For Immediate Release:
Wednesday, July 29, 2020
School Nurses Reject Boston Public School’s “Hopscotch” Reopening Plan
Nurses demand safe and equitable school reopening, warning current COVID-19 safeguards are insufficient for protecting BPS students, staff
BOSTON — Today, over 100 Boston Teachers Union (BTU) members, including nurses and educators, joined a sit-in protest at City Hall Plaza to demand Boston Mayor Marty Walsh, Boston Public Schools (BPS) Superintendent Dr. Brenda Cassellius, and city leaders safely and equitably reopen schools for in-person instruction with verifiable assurance that proper COVID-19 safeguards and facilities upgrades are in place. The nurses are also demanding “a seat at the table” to give meaningful feedback and input into reopening plans and decisions.
“No students or staff should be asked to risk their lives or their loved ones by going back in person 一 not even under a hybrid plan 一 until all possible health and safety precautions are addressed and verified,” said BTU President Jessica Tang. “The District should work with educators, especially our school nurses, to plan and prepare for a reopening that is safe, equitable and healthy for everyone.”
The draft reopening plans provided by BPS do not meet the standards necessary to ensure the safety of Boston school facilities, adequate staffing and supplies, and comprehensive guidance for families and school personnel regarding COVID-19. Reopening plans must be guided by health and safety considerations and led by health care experts.
“Overall, the district must be transparent in all aspects of assessing and planning for safety in the schools,” said Jonathan Haines, BTU member and nurse at McKinley Middle School. “How can families decide whether or not to send their children to school, if they don’t even know how it’s being cleaned?”

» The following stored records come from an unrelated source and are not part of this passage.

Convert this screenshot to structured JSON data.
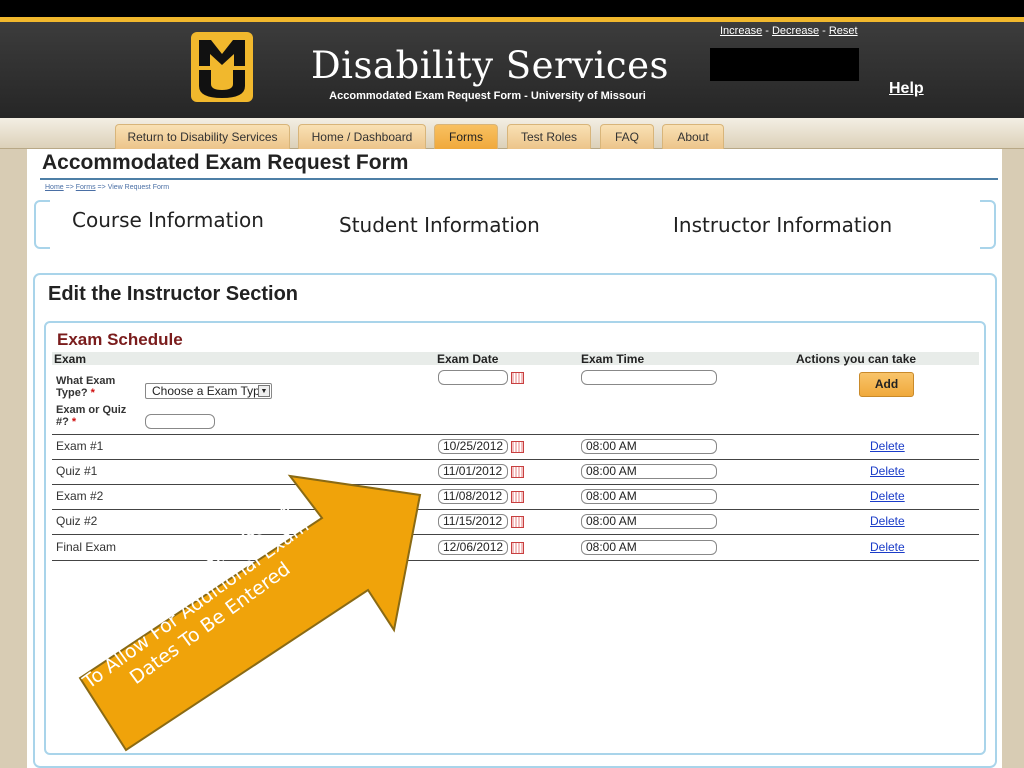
{
  "header": {
    "title": "Disability Services",
    "subtitle": "Accommodated Exam Request Form - University of Missouri",
    "logo_letters": "MU",
    "text_size": {
      "increase": "Increase",
      "decrease": "Decrease",
      "reset": "Reset",
      "separator": " - "
    },
    "help": "Help",
    "colors": {
      "gold": "#f1b82d",
      "black": "#000000"
    }
  },
  "nav": {
    "tabs": [
      {
        "label": "Return to Disability Services"
      },
      {
        "label": "Home / Dashboard"
      },
      {
        "label": "Forms",
        "active": true
      },
      {
        "label": "Test Roles"
      },
      {
        "label": "FAQ"
      },
      {
        "label": "About"
      }
    ]
  },
  "page": {
    "title": "Accommodated Exam Request Form",
    "breadcrumb": [
      "Home",
      "Forms",
      "View Request Form"
    ],
    "breadcrumb_sep": " => ",
    "sections": [
      "Course Information",
      "Student Information",
      "Instructor Information"
    ],
    "panel_title": "Edit the Instructor Section"
  },
  "schedule": {
    "title": "Exam Schedule",
    "columns": {
      "exam": "Exam",
      "date": "Exam Date",
      "time": "Exam Time",
      "actions": "Actions you can take"
    },
    "form": {
      "exam_type_label_1": "What Exam",
      "exam_type_label_2": "Type?",
      "exam_type_value": "Choose a Exam Type",
      "quiz_label_1": "Exam or Quiz",
      "quiz_label_2": "#?",
      "required_mark": "*",
      "add_label": "Add"
    },
    "rows": [
      {
        "name": "Exam #1",
        "date": "10/25/2012",
        "time": "08:00 AM",
        "action": "Delete"
      },
      {
        "name": "Quiz #1",
        "date": "11/01/2012",
        "time": "08:00 AM",
        "action": "Delete"
      },
      {
        "name": "Exam #2",
        "date": "11/08/2012",
        "time": "08:00 AM",
        "action": "Delete"
      },
      {
        "name": "Quiz #2",
        "date": "11/15/2012",
        "time": "08:00 AM",
        "action": "Delete"
      },
      {
        "name": "Final Exam",
        "date": "12/06/2012",
        "time": "08:00 AM",
        "action": "Delete"
      }
    ]
  },
  "callout": {
    "line1": "Exam Date Populates Below",
    "line2": "To Allow For Additional Exam",
    "line3": "Dates To Be Entered",
    "color": "#f0a30a"
  }
}
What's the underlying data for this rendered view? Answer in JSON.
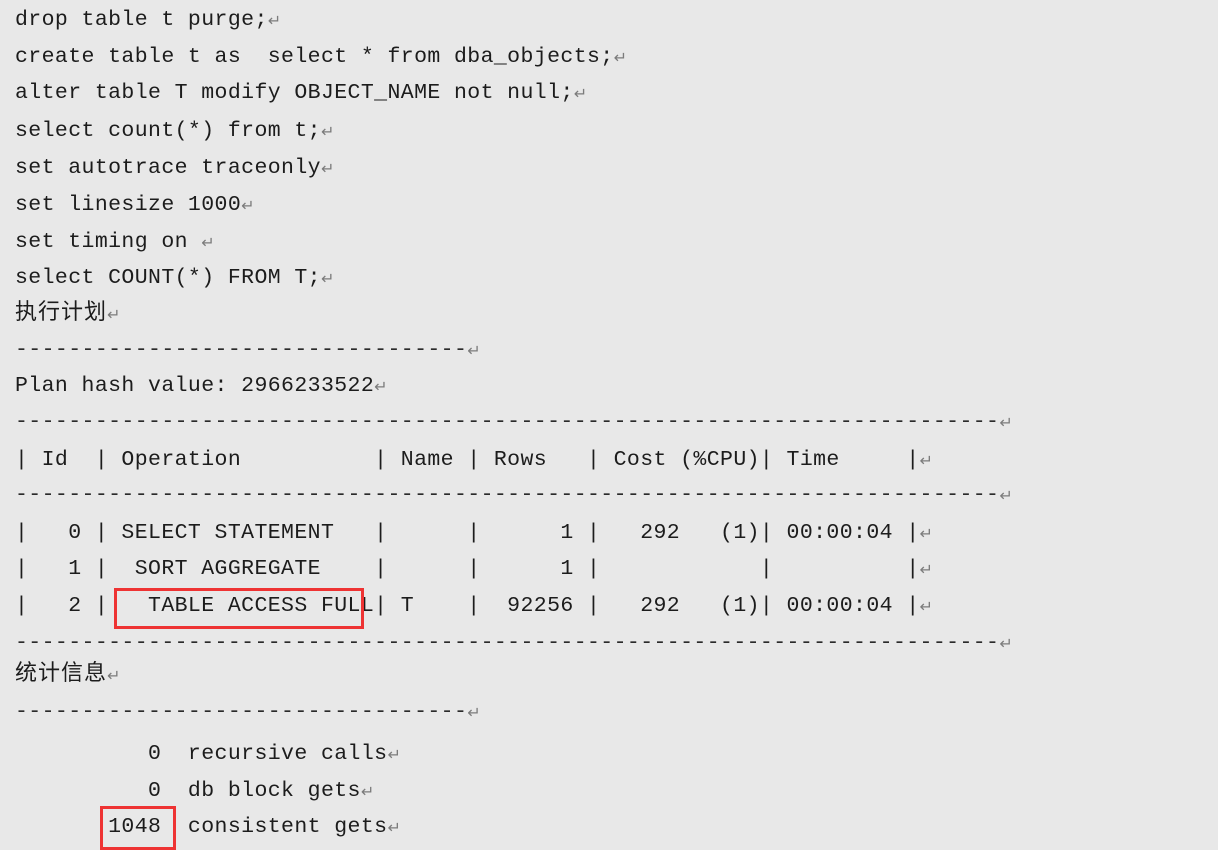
{
  "document": {
    "type": "oracle-sqlplus-transcript",
    "background_color": "#e8e8e8",
    "text_color": "#1c1c1c",
    "highlight_color": "#ee3333",
    "paragraph_mark": "↵"
  },
  "sql_commands": [
    "drop table t purge;",
    "create table t as  select * from dba_objects;",
    "alter table T modify OBJECT_NAME not null;",
    "select count(*) from t;",
    "set autotrace traceonly",
    "set linesize 1000",
    "set timing on ",
    "select COUNT(*) FROM T;"
  ],
  "plan_section": {
    "heading": "执行计划",
    "heading_rule": "----------------------------------",
    "plan_hash_label": "Plan hash value: 2966233522",
    "top_rule": "--------------------------------------------------------------------------",
    "header_row": "| Id  | Operation\t   | Name | Rows   | Cost (%CPU)| Time     |",
    "header_columns": [
      "Id",
      "Operation",
      "Name",
      "Rows",
      "Cost (%CPU)",
      "Time"
    ],
    "mid_rule": "--------------------------------------------------------------------------",
    "rows": [
      {
        "id": "0",
        "operation": "SELECT STATEMENT",
        "name": "",
        "rows": "1",
        "cost": "292",
        "cpu": "(1)",
        "time": "00:00:04",
        "highlighted": false
      },
      {
        "id": "1",
        "operation": "SORT AGGREGATE",
        "name": "",
        "rows": "1",
        "cost": "",
        "cpu": "",
        "time": "",
        "highlighted": false
      },
      {
        "id": "2",
        "operation": "TABLE ACCESS FULL",
        "name": "T",
        "rows": "92256",
        "cost": "292",
        "cpu": "(1)",
        "time": "00:00:04",
        "highlighted": true
      }
    ],
    "bottom_rule": "--------------------------------------------------------------------------"
  },
  "statistics_section": {
    "heading": "统计信息",
    "heading_rule": "----------------------------------",
    "entries": [
      {
        "value": "0",
        "label": "recursive calls",
        "highlighted": false
      },
      {
        "value": "0",
        "label": "db block gets",
        "highlighted": false
      },
      {
        "value": "1048",
        "label": "consistent gets",
        "highlighted": true
      }
    ]
  },
  "rendered_lines": {
    "l01": "drop table t purge;",
    "l02": "create table t as  select * from dba_objects;",
    "l03": "alter table T modify OBJECT_NAME not null;",
    "l04": "select count(*) from t;",
    "l05": "set autotrace traceonly",
    "l06": "set linesize 1000",
    "l07": "set timing on ",
    "l08": "select COUNT(*) FROM T;",
    "l09": "执行计划",
    "l10": "----------------------------------",
    "l11": "Plan hash value: 2966233522",
    "l12": "--------------------------------------------------------------------------",
    "l13": "| Id  | Operation          | Name | Rows   | Cost (%CPU)| Time     |",
    "l14": "--------------------------------------------------------------------------",
    "l15": "|   0 | SELECT STATEMENT   |      |      1 |   292   (1)| 00:00:04 |",
    "l16": "|   1 |  SORT AGGREGATE    |      |      1 |            |          |",
    "l17": "|   2 |   TABLE ACCESS FULL| T    |  92256 |   292   (1)| 00:00:04 |",
    "l18": "--------------------------------------------------------------------------",
    "l19": "统计信息",
    "l20": "----------------------------------",
    "l21": "          0  recursive calls",
    "l22": "          0  db block gets",
    "l23": "       1048  consistent gets"
  }
}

More than 100 Boston Teachers Union nurses are responsible for the health and safety of all 55,000+ BPS students. These health care professionals were left out of the reopening plan’s creation process, and are fighting for safer physical conditions in our schools.
“We want to see our students, but we want to do it with proper safety procedures in place,” said Marta Bausemer, BTU member and nurse at Boston Green Academy. “That means rapid testing, a solid plan for when infections inevitably happen, and training for all educators to slow the spread, among others.”
The BTU Nurses have identified five demands in order for students to return to school safely:
- Policies consistent with Safe Nursing Practice must be reviewed and approved by our nurses.
- Rapid testing must be in place for quick identification of COVID-19 in our school communities.
- Sufficient PPE supplies, including fitted N95 masks for nurses and appropriate protective gear for all educators who need them must be obtained and supplied in adequate quantities by the district.
- There should be adequate ventilation in all areas; cleaning and sanitizing policies must be strictly enforced; there must be isolation rooms and safe waiting areas near health offices, working sinks in all health offices, soap and paper towels in all bathrooms, working windows, and safe drinking water. Air quality and ventilation assessments must be done and the results must be made public.
- Increase the number of substitute nurses and teachers, hire more psychologists, social workers, custodians, and other staff in order to support all students and to implement all safety protocols.
About the Boston Teachers Union
The Boston Teachers Union proudly represents more than 10,000 teachers and other professionals including school nurses, psychologists, guidance counselors, paraprofessionals, and substitute teachers. Together, we advocate for the interests of students, parents and education professionals throughout Boston. We support investment in public education to ensure a stronger future for our students and our city. As a union of educators, we are part of a movement that seeks to improve the quality of life for all working people. We are united against all forms of prejudice and bigotry that would seek to devalue the lives or liberties of our students, families or colleagues.